While flicking through the October-November 2007 edition of my latest favourite Kiwi find, Dish magazine, I spotted a recipe for Fig and Ginger Loaf among the brunch recipes. I was immediately smitten and knew that I had to make this. How could I refuse, with two of my favourite ingredients combined in one delicious looking cake?
From the photograph above, you can see what a glorious golden cake this is, laden with luscious figs and ginger. This loaf has been my morning tea for work this week, and I will definitely be re-visiting it often. The contrasting sweetnesses of the figs and ginger make this loaf irresistable all by itself; however, the recipe authors suggest that it be served toasted with ricotta and mango. Whichever way you would prefer it, I recommend it highly.
The recipe is as follows:
125ml milk, warmed (I used skim milk)
1 teaspoon bicarbonate of soda
1 egg yolk
100ml vegetable oil
1 teaspoon vanilla extract
2 tablespoons golden syrup
1/3 cup chopped preserved ginger (I used crystallised ginger and it was fine)

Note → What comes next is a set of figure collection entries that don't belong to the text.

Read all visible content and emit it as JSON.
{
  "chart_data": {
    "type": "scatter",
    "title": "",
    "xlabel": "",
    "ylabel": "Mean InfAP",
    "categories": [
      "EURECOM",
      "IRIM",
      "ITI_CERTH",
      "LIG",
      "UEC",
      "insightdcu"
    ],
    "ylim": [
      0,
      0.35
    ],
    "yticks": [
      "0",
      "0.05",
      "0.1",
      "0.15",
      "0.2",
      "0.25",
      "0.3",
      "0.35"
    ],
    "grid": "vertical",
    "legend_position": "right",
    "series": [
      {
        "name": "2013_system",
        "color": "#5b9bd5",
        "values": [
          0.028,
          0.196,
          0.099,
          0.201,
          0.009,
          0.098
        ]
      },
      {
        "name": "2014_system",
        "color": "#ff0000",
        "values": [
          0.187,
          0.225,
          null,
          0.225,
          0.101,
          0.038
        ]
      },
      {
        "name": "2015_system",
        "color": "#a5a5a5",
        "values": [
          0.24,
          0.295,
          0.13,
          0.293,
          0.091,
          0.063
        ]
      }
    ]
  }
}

3/4 cup chopped dried figs
200g plain flour
1/4 teaspoon salt
1 1/2 teaspoons ground ginger
1/2 teaspoon cinnamon
Preheat your oven to 125 degrees Celsius. Grease and line a loaf tin (3 cup capacity).
Stir the bicarbonate of soda into the warmed milk until dissolved. Beat the eggs and egg yolk lightly, then whisk into the milk. Add the oil, vanilla, golden syrup and ginger and stir until combined.
Sift the flour, salt, ginger and cinnamon together in a separate bowl, and combine with the sugar. Toss the figs in the flour mixture until fully coated. Add the milk solution to the flour mixture, and mix until just combined.
Pour the batter into the prepared loaf tin, and bake until cooked through (mine took about 2 hours, while the recipe says 1 1/2 hours). Cool in the tin for around 15 minutes, then turn out onto a wire rack to cool completely.
Enjoy sliced for brunch, morning tea or any time you need a sweet boost!